Peter’s question – Lord, if my brothers sins against me how often must I forgive? – is a very humanly framed question. It is not about forgiveness, as such, but about me. What is the minimum I must do to qualify as a good person? Jesus answers with a parable about God – about what God is like, how God acts, and what God’s actions mean for us, and what conclusions we need to draw from that for our own actions.
The debtor in the parable stands for each of us. His absurd attempt to make a deal and his ridiculous promise to pay his debt in full are absurd and ridiculous because they are so obviously impossible to fulfill and only show how hopeless the situation actually is. God obviously understands this. So he forgives the loan.

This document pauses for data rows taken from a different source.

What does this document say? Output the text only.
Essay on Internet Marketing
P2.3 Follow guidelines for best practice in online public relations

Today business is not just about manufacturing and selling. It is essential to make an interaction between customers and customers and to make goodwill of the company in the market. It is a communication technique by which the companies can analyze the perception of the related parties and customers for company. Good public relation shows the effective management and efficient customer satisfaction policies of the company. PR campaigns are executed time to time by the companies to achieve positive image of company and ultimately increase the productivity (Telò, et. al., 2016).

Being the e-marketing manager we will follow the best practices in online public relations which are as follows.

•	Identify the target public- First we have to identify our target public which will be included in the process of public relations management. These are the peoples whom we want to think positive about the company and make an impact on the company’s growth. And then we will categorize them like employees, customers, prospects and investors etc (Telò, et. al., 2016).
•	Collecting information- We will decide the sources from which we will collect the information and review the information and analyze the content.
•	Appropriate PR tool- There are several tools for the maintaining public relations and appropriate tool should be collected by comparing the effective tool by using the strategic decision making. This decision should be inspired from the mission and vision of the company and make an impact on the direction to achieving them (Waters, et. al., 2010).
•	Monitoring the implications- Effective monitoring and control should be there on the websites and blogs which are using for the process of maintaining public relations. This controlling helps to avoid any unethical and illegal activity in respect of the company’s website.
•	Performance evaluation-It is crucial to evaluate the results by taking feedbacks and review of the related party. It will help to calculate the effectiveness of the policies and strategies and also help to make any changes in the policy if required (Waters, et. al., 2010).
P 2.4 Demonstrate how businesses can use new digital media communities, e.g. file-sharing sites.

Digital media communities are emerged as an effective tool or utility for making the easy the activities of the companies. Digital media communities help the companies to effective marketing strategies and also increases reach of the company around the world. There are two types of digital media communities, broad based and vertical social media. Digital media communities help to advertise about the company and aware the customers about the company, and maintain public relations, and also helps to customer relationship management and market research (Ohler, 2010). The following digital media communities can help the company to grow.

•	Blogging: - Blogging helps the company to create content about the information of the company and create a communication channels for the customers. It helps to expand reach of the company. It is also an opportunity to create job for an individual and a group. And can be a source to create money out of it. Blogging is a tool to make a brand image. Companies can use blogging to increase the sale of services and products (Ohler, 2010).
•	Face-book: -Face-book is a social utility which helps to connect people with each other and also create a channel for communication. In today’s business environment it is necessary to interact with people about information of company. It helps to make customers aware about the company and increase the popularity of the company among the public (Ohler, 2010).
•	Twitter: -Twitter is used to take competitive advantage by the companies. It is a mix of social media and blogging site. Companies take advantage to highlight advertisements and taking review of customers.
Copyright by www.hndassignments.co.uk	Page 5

Sadly, however, the debtor servant seems to believe he somehow struck a deal, which is what humans do whenever they think they have somehow placated God on their own. This is not unlike the familiar arrogance of those who loudly shout about how they have earned their advantages all on their own, who think that they have pulled themselves up the ladder of life, whereas in reality they have grasped the hands of others and walked the path others have paved for them.
The parable tells us that God does not make deals. Indeed he disdains deals and deplores deal-makers. Since God does not want our sins to be a source of hostility between us, he reconciles us on his own. He forgives our sins, cancels our hopelessly unpayable debt, without any deals or deal-making. Forgiveness is free. And, moreover, it is freeing. It makes us free – free from a slave’s fearful machinations for an altogether new kind of relationship with one another. So now we too can forgive – and indeed have to forgive, just as God forgives us.
Sadly, the servant who was forgiven the large debt thought that it was his own cleverness that had hoodwinked the king. So he failed to experience the freeing effects of forgiveness in his own life – something that showed right away in his treatment of his fellow servant.
Being angry, remaining resentful, holding grudges, seeking revenge – all that is the most natural thing in the world. It is our alternative experience of something different – the new life we have received through God’s forgiveness – that makes it possible for us, as people who are conscious of having been first forgiven ourselves, to become agents of God’s reconciliation in our world.
And so, assembled here today (and every Sunday), we may be burdened by the weight of our debt and the fragility of the social bonds on which we depend for our survival in a hate-filled world. But, gathered together as one, as members of the Body of Christ, we feel the forgiving power that frees us for something so new and so different.
Homily for the 24th Sunday in Ordinary Time, Immaculate Conception Church, Knoxville, TN, September 13, 2020.